Faute de support de la communauté et des élus municipaux, les bénévoles interviennent à tous les niveaux : ils organisent des « trappages », la capture sécuritaire des chats errants, les soins vétérinaires, la socialisation et le placement en familles d’accueil. L’Organisme pour la protection des chats (OPC) s’appuie notamment sur la méthode CSSA (capturer, stériliser, socialiser, adopter) afin de freiner la reproduction incontrôlée et d’améliorer durablement le bien-être animal. Sans stérilisation, un seul chat est capable engendrer des dizaines de descendants en quelques années, aggravant rapidement la situation, comme le souligne la Société protectrice des animaux à Montéral (SPCA).
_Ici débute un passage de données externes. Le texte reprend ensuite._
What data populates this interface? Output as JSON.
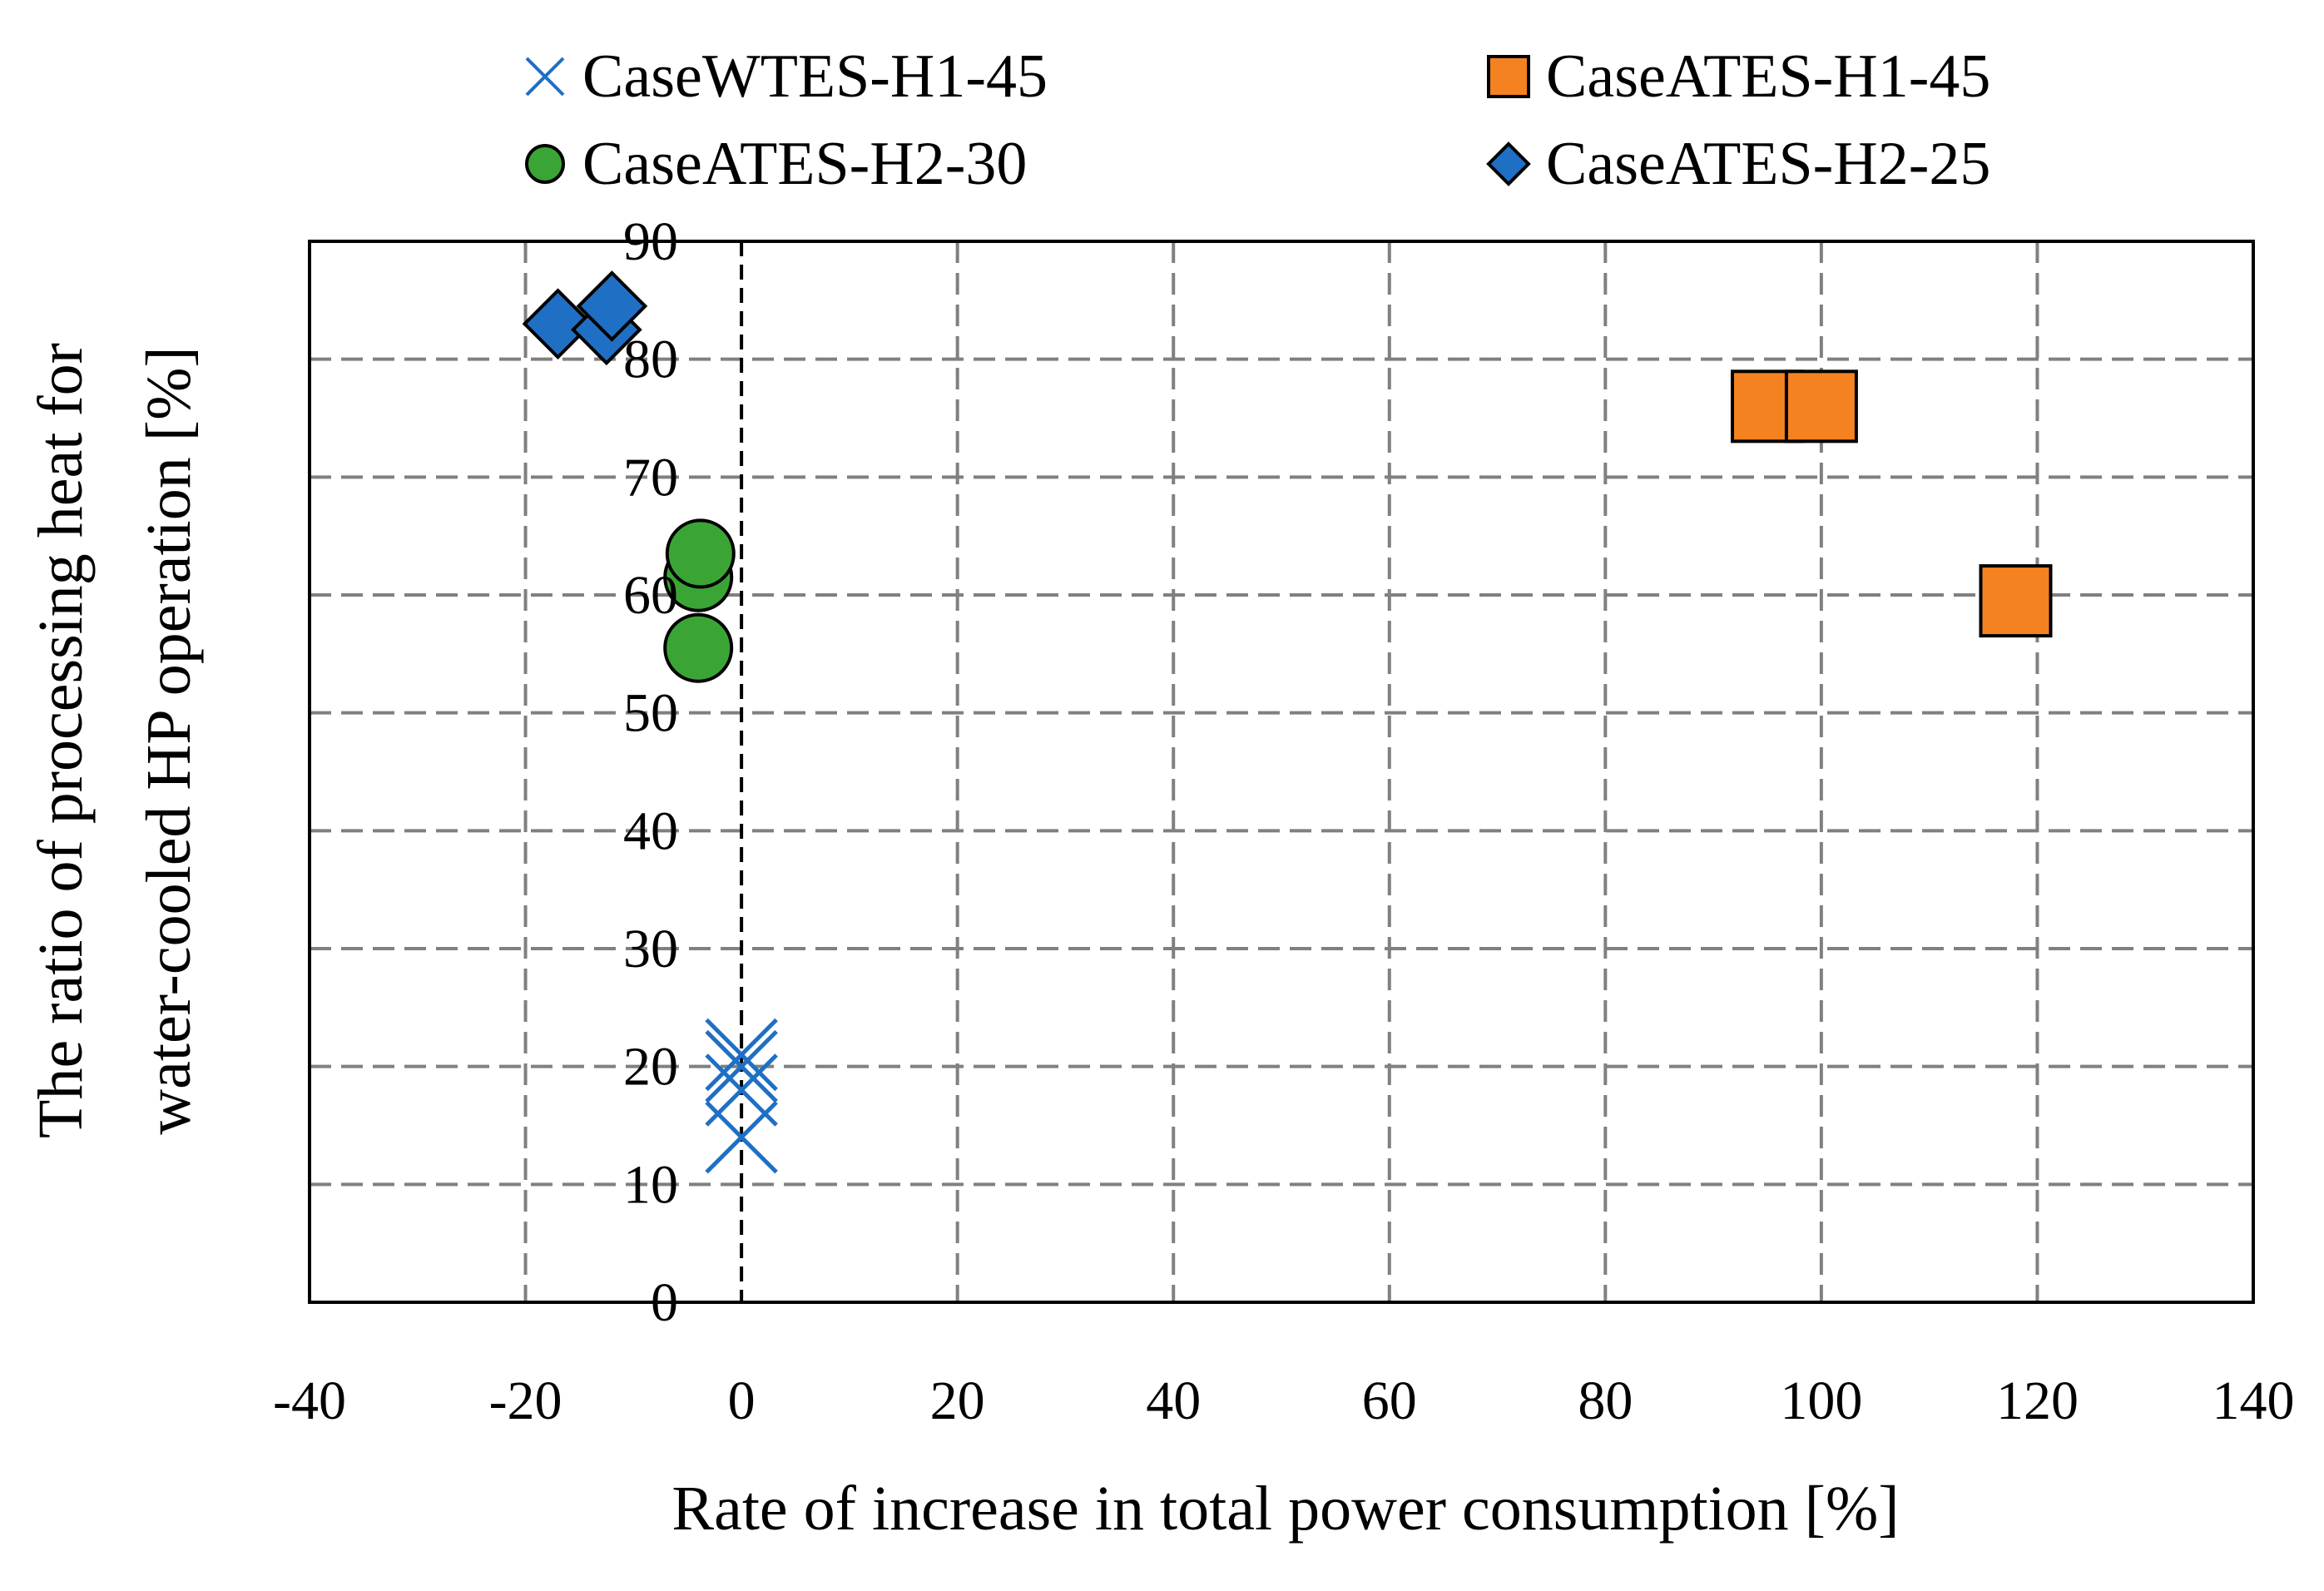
{
  "chart_data": {
    "type": "scatter",
    "xlabel": "Rate of increase in total power consumption [%]",
    "ylabel_lines": [
      "The ratio of processing heat for",
      "water-cooled HP operation [%]"
    ],
    "xlim": [
      -40,
      140
    ],
    "ylim": [
      0,
      90
    ],
    "x_ticks": [
      -40,
      -20,
      0,
      20,
      40,
      60,
      80,
      100,
      120,
      140
    ],
    "y_ticks": [
      0,
      10,
      20,
      30,
      40,
      50,
      60,
      70,
      80,
      90
    ],
    "x_tick_labels": [
      "-40",
      "-20",
      "0",
      "20",
      "40",
      "60",
      "80",
      "100",
      "120",
      "140"
    ],
    "y_tick_labels": [
      "0",
      "10",
      "20",
      "30",
      "40",
      "50",
      "60",
      "70",
      "80",
      "90"
    ],
    "grid": true,
    "grid_style": "dashed",
    "reference_line_x": 0,
    "legend_position": "top",
    "series": [
      {
        "name": "CaseWTES-H1-45",
        "marker": "x",
        "color": "#1f6fc4",
        "points": [
          [
            0,
            14
          ],
          [
            0,
            18
          ],
          [
            0,
            20
          ],
          [
            0,
            21
          ]
        ]
      },
      {
        "name": "CaseATES-H1-45",
        "marker": "square",
        "color": "#f58220",
        "points": [
          [
            95,
            76
          ],
          [
            100,
            76
          ],
          [
            118,
            59.5
          ]
        ]
      },
      {
        "name": "CaseATES-H2-30",
        "marker": "circle",
        "color": "#3aa535",
        "points": [
          [
            -4,
            55.5
          ],
          [
            -4,
            61.5
          ],
          [
            -3.8,
            63.5
          ]
        ]
      },
      {
        "name": "CaseATES-H2-25",
        "marker": "diamond",
        "color": "#1f6fc4",
        "points": [
          [
            -17,
            83
          ],
          [
            -12.5,
            82.5
          ],
          [
            -12,
            84.5
          ]
        ]
      }
    ]
  }
}
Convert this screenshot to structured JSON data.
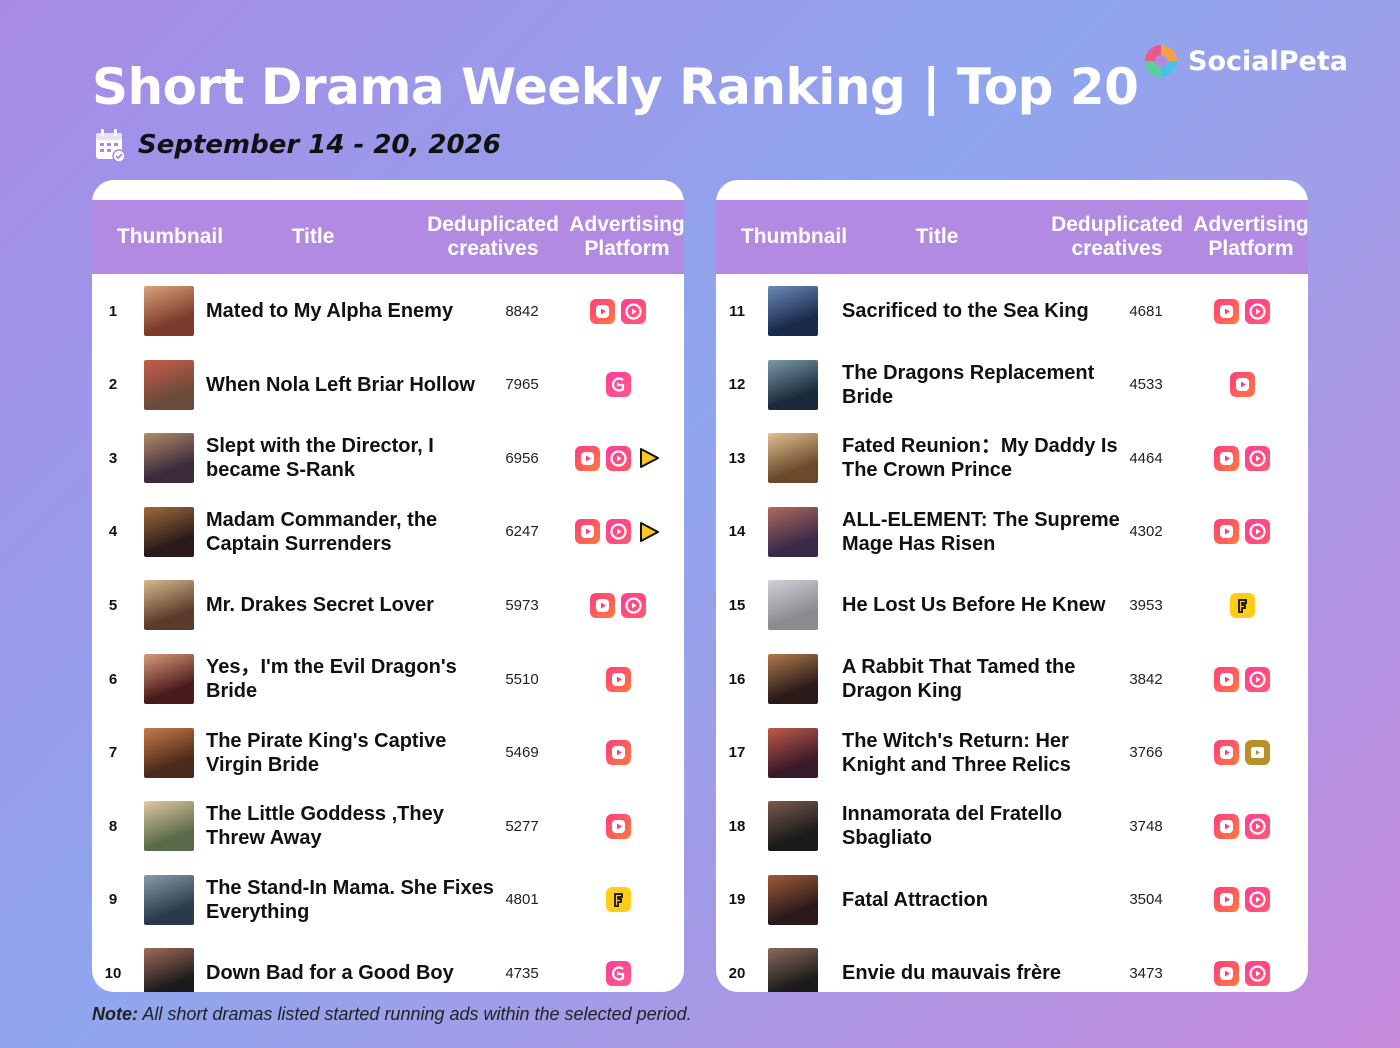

Les enjeux sanitaires sont importants. Les chats errants peuvent être porteurs de maladies infectieuses ou parasitaires, parfois transmissibles à l’humain, ce qui rend les soins vétérinaires indispensables. Or, ces interventions ont un coût élevé : selon Sarah Gauthier Kirouac, présidente de l’OPC, « une adoption coûte en moyenne de 300 à 375 $, le calcul est simple : si l’on compte les frais vétérinaires, la vaccination, la stérilisation, les tests du sida et de la leucémie féline et enfin le traitement antiparasitaire. Nous avons un des protocoles les plus complets ».

À l’échelle de centaines d’animaux, ces dépenses dépassent les capacités financières des associations principalement financées par des dons, dont les budgets sont « toujours dans le rouge », rappelle Soonia Tremblay, directrice du refuge Les Petits Guerriers. Pour s’en sortir, les bénévoles pratiquent eux-mêmes certains soins vétérinaires aux animaux, après avoir été suivis et formés par des vétérinaires.

Refuges saturés

Lorsque les refuges et familles d’accueil sont saturés, certaines décisions deviennent inévitables. Faute de place ou de ressources, des chats trop malades ou non socialisables sont euthanasiés. Une réalité difficile, vécue comme un échec par les intervenants.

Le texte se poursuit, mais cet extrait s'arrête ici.